La CICIG no se queda de brazos cruzados


Cuando la jueza Leticia Valenzuela se sacudió a la Comisión Internacional Contra la Impunidad en Guatemala del caso Portillo, resolviendo de plano que esa entidad no tení­a capacidad para ser querellante adhesivo porque ese proceso no era contra grupos clandestinos y aparatos ilegales de seguridad, acogió exactamente el argumento públicamente expuesto por los acusados y pasó por alto una serie de consideraciones que hacen, cabal y precisamente, necesaria la participación de esa Comisión en ese caso especí­fico y particular.

Oscar Clemente Marroquí­n
ocmarroq@lahora.com.gt

El mandato de la comisión, aprobado por el Congreso de la República y por lo tanto absolutamente legal y de observancia general, establece que «una de las funciones de la CICIG será DETERMINAR LA EXISTENCIA DE CUERPOS ILEGALES DE SEGURIDAD Y APARATOS CLANDESTINOS DE SEGURIDAD, su estructura, formas de operar, fuentes de financiamiento y posible vinculación con entidades o agentes del Estado y otros sectores que atenten contra los derechos civiles y polí­ticos en Guatemala, además de contar con la plena capacidad de generar impunidad para sus acciones ilí­citas.»

Y precisamente ese es el meollo de todo el proceso, porque el saqueo de las arcas nacionales no lo hizo un individuo en su propio beneficio sino que literalmente fue una operación de gran envergadura en la que se salpicó a mucha gente y entre ellos a agentes del Estado que tení­an la responsabilidad de proteger nada más y nada menos que al Presidente de la República.

Precisamente la objeción a que la Comisión contra la Impunidad funcione como querellante adhesivo es porque su trabajo es el que puede determinar cómo es que han funcionado esos cuerpos paralelos que no sólo se aprovechan de los recursos públicos mediante la corrupción, sino que mantienen el control prácticamente absoluto de las estructuras de justicia. La mejor prueba nos la dio precisamente la jueza Leticia Valenzuela porque su proceder evidenció cómo es que aquí­ la chamarra que tapa a todos los que están en ese turbio juego funciona para irlos tapando cuando hace falta.

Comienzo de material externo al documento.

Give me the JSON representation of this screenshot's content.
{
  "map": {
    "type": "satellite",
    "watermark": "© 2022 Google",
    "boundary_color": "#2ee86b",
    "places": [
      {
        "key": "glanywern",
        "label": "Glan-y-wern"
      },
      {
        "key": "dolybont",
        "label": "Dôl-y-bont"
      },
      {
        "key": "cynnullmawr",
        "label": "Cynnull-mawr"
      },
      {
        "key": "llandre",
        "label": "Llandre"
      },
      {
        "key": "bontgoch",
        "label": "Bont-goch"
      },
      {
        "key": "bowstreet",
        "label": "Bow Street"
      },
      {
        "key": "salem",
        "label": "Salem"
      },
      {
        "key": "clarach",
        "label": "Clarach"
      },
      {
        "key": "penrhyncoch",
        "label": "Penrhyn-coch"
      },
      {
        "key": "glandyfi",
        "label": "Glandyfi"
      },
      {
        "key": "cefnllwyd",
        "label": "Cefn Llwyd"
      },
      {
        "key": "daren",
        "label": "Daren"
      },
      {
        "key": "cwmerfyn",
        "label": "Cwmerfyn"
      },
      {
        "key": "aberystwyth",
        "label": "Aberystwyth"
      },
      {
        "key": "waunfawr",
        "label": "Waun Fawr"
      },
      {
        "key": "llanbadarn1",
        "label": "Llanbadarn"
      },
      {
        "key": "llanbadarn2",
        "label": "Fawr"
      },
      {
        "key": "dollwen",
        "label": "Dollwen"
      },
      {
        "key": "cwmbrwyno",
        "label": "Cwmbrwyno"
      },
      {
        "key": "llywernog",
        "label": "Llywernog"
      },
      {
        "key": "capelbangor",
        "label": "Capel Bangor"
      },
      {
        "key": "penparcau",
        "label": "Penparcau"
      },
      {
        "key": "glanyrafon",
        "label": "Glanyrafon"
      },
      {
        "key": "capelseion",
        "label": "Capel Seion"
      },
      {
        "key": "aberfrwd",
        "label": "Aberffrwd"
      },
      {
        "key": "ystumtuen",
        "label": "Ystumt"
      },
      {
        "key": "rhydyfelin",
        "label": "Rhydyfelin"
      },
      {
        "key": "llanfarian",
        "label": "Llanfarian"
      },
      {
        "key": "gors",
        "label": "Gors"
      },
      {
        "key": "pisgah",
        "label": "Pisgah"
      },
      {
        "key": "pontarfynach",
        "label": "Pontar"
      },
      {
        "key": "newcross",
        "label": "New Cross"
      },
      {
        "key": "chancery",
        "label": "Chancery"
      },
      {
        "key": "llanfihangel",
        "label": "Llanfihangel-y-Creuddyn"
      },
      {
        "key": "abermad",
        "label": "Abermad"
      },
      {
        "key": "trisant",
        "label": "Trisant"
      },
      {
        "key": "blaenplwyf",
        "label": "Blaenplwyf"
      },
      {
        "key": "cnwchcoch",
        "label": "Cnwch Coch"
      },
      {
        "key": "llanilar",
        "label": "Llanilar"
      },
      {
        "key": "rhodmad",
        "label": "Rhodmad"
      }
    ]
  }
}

La apelación de la CICIG y la denuncia formulada en contra de la titular del Juzgado que conoce el caso Portillo es una verdadera prueba de fuego para el sistema, comparable a la que se viene librando en el sonado caso del fiscal Matus, porque en ambos casos el poder oculto se vio obligado a quitarse la careta, a actuar descaradamente, con tal de lograr que la impunidad persista, a pesar de la contundencia de las evidencias y de la abrumadora realidad que salió a luz.

Es ahora que hace falta ver el comportamiento de la sociedad, puesto que en esta lucha contra la impunidad no es únicamente un caso el que debe importarnos, sino todos aquellos que son eslabones para romper el estado de Derecho y permitir a los delincuentes librarse de la responsabilidad penal. Es ahora cuando tenemos que ver qué clase de sociedad somos y medir nuestra disposición a participar activamente en respaldo a la única acción que se vislumbra como luz al final del túnel en esa tremenda y desigual lucha que significa enfrentar a los poderes ocultos que operan como aparatos clandestinos y que son o fueron cuerpos de seguridad que operaron de manera ilegal.

Este caso es paradigmático porque toca el meollo del mandato de la CICIG. La respuesta de los juzgadores a la denuncia y la apelación nos dirán todo respecto a lo que se puede esperar en el futuro de la administración de justicia.